WFTB Score: 7/20
Naked gun 33 1/3: The Final Insult (1994, Peter Segal) WFTB Score: 7/20
The plot: Detective Frank Drebin is lured out of retirement for one last job: to infiltrate the gang of tough guy Rocco Dillon and disrupt their dastardly plan to explode a bomb at the Oscars. His success comes at the cost of his relationship to his wife Jane, who desperately wants a baby; she leaves to take a road trip with an old friend, but a close shave and a discovery on a handkerchief leads her back to her husband’s side – at exactly the wrong time.
The Zucker/Abrahams/Zucker team may not exactly be the originators of the modern spoof genre – Mel Brooks’ Blazing Saddles came along a few years before their Kentucky Fried Movie – but they are certainly responsible for some of my favourite examples of the genre, notably Airplane! and the deliciously silly Top Secret! You could make the case that The Naked Gun was one of their more surprising hits, given the short-lived nature of its forebear, the TV show Police Squad! But a success it was, spawning the sequel The Smell of Fear in 1991 and, three years later, The Final Insult.
Frank Drebin (Leslie Nielsen) is enjoying his retirement from Police Squad, though perhaps ‘enjoying’ is not the word: he’s now powerless to halt hold-ups at the supermarket, and has altogether too much time on his hands to make cakes and make sure his and Jane’s house is spick and span. Jane (Priscilla Presley) wants a child but Frank hasn’t been up to the job, and matters are not helped when former colleagues Ed and Nordberg (George Kennedy and O.J. Simpson) tempt him into investigating Tanya Peters (Anna Nicole Smith), the busty moll of inveterate criminal Rocco Dillon (Fred Ward), in an effort to stop Dillon from busting out of jail and carrying out a terrorist plan.
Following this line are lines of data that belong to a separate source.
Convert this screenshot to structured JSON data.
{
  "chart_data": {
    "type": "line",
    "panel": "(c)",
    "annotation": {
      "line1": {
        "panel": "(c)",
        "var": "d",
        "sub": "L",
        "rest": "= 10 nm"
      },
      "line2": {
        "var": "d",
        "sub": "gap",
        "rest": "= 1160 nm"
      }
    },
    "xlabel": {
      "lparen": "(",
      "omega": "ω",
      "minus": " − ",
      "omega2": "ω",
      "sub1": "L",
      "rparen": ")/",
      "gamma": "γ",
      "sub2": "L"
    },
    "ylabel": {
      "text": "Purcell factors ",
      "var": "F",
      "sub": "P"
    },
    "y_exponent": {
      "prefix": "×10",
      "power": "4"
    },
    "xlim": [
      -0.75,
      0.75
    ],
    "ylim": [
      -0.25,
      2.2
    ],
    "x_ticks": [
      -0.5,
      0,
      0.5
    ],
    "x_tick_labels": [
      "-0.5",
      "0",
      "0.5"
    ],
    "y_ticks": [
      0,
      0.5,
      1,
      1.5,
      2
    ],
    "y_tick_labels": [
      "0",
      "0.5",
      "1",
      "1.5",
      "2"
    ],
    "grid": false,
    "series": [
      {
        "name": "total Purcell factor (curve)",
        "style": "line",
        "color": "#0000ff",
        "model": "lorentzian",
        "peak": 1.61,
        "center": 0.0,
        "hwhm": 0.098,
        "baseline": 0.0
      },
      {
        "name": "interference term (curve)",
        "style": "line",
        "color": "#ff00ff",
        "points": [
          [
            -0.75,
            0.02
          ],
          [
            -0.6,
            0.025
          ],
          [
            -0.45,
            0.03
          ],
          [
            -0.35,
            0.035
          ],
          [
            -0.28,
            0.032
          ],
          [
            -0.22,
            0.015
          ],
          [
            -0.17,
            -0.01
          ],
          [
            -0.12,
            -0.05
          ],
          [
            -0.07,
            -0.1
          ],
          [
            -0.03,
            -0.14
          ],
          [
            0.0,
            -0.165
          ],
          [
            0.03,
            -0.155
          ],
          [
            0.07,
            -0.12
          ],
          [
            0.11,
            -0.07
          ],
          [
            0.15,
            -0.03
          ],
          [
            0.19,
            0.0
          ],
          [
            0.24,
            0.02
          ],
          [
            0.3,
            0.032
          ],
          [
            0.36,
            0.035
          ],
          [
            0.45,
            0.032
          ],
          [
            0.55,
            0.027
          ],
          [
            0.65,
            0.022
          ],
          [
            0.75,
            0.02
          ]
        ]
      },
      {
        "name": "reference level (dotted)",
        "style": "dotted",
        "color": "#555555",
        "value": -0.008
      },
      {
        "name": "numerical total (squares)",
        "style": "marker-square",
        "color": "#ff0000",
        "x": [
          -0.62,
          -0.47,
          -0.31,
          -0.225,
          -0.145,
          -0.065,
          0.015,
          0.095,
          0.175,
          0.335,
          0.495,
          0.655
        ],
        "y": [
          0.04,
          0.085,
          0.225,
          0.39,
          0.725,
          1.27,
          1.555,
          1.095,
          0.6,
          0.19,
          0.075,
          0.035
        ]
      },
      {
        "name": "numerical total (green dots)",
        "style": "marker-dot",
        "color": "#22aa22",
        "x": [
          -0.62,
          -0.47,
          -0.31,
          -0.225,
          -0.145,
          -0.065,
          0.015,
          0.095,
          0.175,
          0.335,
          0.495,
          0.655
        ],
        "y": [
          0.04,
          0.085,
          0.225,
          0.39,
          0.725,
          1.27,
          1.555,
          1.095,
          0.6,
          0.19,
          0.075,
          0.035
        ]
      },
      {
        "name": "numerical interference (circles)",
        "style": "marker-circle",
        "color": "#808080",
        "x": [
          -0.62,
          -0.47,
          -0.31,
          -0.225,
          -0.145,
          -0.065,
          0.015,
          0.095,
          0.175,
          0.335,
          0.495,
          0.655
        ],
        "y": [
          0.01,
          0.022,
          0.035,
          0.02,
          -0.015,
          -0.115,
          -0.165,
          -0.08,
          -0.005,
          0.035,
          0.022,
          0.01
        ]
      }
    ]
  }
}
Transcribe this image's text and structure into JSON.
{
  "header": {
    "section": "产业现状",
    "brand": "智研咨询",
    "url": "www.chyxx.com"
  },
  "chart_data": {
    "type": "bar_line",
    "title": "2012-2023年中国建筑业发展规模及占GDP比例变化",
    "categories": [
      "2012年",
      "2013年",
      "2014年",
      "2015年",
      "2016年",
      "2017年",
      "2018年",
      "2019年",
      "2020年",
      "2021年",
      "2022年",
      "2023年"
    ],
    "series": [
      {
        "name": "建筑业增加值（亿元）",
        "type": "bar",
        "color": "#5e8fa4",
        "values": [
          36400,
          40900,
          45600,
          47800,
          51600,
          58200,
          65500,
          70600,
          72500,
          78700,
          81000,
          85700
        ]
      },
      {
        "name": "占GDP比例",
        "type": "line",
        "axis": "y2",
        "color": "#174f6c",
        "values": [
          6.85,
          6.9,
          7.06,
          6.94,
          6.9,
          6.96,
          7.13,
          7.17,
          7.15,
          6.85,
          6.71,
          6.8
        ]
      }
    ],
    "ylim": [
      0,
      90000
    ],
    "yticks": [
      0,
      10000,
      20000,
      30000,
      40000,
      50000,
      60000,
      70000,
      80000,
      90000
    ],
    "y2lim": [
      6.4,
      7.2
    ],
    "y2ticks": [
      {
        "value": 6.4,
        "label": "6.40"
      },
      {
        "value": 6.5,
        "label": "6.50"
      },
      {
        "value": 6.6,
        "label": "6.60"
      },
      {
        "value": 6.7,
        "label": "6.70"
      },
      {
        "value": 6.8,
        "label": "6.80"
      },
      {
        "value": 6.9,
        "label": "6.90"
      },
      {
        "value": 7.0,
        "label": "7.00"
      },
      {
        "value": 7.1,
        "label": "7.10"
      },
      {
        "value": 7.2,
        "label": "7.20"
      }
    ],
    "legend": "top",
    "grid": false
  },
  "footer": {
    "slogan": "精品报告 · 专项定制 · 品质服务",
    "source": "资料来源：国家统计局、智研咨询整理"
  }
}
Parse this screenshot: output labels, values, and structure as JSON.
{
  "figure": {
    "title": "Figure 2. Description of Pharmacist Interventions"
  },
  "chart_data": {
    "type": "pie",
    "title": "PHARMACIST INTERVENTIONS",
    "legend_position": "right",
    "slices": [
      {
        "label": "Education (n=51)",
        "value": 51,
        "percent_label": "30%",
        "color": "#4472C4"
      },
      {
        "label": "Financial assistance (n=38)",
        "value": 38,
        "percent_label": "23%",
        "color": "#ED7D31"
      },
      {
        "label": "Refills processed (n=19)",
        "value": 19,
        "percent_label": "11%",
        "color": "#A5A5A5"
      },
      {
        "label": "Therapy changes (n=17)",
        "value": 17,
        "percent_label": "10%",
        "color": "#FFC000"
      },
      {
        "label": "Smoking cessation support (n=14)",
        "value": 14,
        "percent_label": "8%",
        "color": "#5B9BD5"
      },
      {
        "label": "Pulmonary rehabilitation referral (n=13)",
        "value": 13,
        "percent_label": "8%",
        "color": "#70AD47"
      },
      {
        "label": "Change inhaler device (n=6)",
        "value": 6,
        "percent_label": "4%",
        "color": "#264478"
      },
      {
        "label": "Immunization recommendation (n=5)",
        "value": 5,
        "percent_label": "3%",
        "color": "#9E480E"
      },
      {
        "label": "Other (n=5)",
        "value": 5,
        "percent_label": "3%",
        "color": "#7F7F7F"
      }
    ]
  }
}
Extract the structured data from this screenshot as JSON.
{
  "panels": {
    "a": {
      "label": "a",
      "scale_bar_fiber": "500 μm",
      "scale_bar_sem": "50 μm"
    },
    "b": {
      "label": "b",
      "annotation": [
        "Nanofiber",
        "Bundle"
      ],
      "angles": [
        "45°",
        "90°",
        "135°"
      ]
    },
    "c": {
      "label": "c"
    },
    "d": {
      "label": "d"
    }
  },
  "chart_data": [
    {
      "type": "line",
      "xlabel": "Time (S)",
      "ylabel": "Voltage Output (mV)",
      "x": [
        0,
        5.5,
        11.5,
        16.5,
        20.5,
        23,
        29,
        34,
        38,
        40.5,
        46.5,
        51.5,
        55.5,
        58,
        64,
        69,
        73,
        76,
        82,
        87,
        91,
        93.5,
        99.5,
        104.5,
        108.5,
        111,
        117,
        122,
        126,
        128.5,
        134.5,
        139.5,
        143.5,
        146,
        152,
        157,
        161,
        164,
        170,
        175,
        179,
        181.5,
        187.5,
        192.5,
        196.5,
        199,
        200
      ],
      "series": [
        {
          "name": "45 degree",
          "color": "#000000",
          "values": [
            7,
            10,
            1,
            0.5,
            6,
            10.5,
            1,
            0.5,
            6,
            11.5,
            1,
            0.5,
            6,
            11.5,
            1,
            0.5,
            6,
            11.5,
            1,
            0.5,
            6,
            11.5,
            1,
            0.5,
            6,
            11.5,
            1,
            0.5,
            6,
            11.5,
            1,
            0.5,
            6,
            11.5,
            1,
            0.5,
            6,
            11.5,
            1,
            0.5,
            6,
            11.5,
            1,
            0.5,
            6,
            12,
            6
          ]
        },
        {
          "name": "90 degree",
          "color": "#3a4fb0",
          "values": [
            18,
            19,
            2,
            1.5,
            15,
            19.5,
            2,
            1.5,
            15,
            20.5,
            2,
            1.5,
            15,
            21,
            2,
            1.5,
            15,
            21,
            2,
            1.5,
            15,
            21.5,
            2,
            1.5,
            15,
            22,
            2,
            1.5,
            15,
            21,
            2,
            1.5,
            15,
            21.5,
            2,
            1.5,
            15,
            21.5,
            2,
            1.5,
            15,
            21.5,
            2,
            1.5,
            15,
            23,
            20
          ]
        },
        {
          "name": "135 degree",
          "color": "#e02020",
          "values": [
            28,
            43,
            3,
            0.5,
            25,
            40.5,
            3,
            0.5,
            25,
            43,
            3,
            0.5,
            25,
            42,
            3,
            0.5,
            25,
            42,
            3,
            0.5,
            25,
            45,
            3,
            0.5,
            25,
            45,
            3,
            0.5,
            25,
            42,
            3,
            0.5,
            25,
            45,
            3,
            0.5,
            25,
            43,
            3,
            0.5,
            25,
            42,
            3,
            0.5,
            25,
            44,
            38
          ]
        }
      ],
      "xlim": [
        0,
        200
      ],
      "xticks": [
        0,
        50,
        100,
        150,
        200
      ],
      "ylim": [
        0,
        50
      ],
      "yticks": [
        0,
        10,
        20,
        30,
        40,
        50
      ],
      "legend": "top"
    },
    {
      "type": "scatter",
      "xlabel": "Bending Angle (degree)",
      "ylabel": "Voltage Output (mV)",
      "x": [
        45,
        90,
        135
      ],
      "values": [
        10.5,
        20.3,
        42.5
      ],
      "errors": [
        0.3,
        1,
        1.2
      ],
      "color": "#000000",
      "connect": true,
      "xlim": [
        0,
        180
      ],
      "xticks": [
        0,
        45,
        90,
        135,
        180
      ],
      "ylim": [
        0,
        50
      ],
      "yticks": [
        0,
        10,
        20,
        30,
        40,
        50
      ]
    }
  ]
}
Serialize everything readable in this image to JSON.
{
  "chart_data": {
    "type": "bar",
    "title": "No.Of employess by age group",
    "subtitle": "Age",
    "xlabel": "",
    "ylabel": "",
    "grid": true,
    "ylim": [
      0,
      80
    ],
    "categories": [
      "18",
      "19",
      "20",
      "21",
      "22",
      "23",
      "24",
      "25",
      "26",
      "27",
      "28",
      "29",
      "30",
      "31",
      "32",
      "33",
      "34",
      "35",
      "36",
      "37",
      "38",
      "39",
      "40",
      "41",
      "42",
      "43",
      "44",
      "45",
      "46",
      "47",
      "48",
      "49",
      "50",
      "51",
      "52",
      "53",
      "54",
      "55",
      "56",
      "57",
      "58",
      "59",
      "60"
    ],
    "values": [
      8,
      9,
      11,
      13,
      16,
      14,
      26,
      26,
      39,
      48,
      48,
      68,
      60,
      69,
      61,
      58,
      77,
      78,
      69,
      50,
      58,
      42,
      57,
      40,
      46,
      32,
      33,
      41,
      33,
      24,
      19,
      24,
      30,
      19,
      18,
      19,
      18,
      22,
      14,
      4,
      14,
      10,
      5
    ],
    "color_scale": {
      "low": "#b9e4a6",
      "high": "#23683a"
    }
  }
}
Things get so bad that Jane leaves to hit the road with her feminist friend Louise (Ellen Greene), which at least frees Frank up to ingratiate himself with Dillon in Statesville Prison; but when Jane suffers a close shave with an aggressive trucker, she seeks out Frank, inadvertently making her an ideal hostage figure for Rocco and his suspicious mother (Kathleen Freeman) when he escapes prison and prepares to put his plan into action, namely to ruin the Oscars ceremony by hiding a bomb in one of the closely-guarded winners’ envelopes. Can Frank, with the chaotic help of Nordberg and Ed, prevent a catastrophe at one of the great American events of the year?
A frequent complaint about recent spoofs is that they reference films, TV and other bits of pop culture in a scattergun fashion, often not bothering to create new jokes as they do so; and while The Final Insult is more focused than the horrible Epic Movie, for example, its targets are not as consistently lampooned as in Airplane!, the film content to take random snatches from The Untouchables, The Shawshank Redemption and most barefacedly Thelma and Louise. More importantly, unlike its predecessors The Final Insult relies on these parodies to carry the film. If either of the first Naked Gun efforts had been played absolutely straight, they would have been pretty weak cop dramas but could just about have passed muster; take away the jokes from this film, however, and there is almost nothing left.
Which makes it all the more unfortunate that the jokes are also very thin, either relying on the ZAZ back catalogue (‘Cigarette?’ ‘Yes, I know’) or using the same gag – a character (usually, but not solely, Drebin) reacting to something whilst the scene carries on – so often that it loses any impact. There are still a number of jokes that raise a smile, but very few are as clever or cheeky of those found in The Naked Gun; additionally, and counter-intuitively, the writers seem to be catering for a less mature audience, finding plenty of time to snigger over the late Miss Smith’s bosoms and writing plenty of laboured slapstick into the Oscars sequence (the 66th Ceremony seemingly reserved for actors of the star quality of Mary Lou Retton and Raquel Welch). At least the acting is still game and Nielsen is spared the indignities that would befall him in the execrable Scary Movie 4, though future criminal O.J. Simpson and his partner George Kennedy are given very little to do, and forensic scientist Ted Olsen (Ed Williams) returns only to find himself completely redundant.
It’s unfortunate that The Final Insult sends the Naked Gun series out with both a bang and a whimper, since the first two films have both aged well and still surprise with new jokes on repeated viewings. The amount of fresh comedy served up in this film is not quite insulting, but is meagre rations for a generation brought up on an abundance of ZAZ silliness.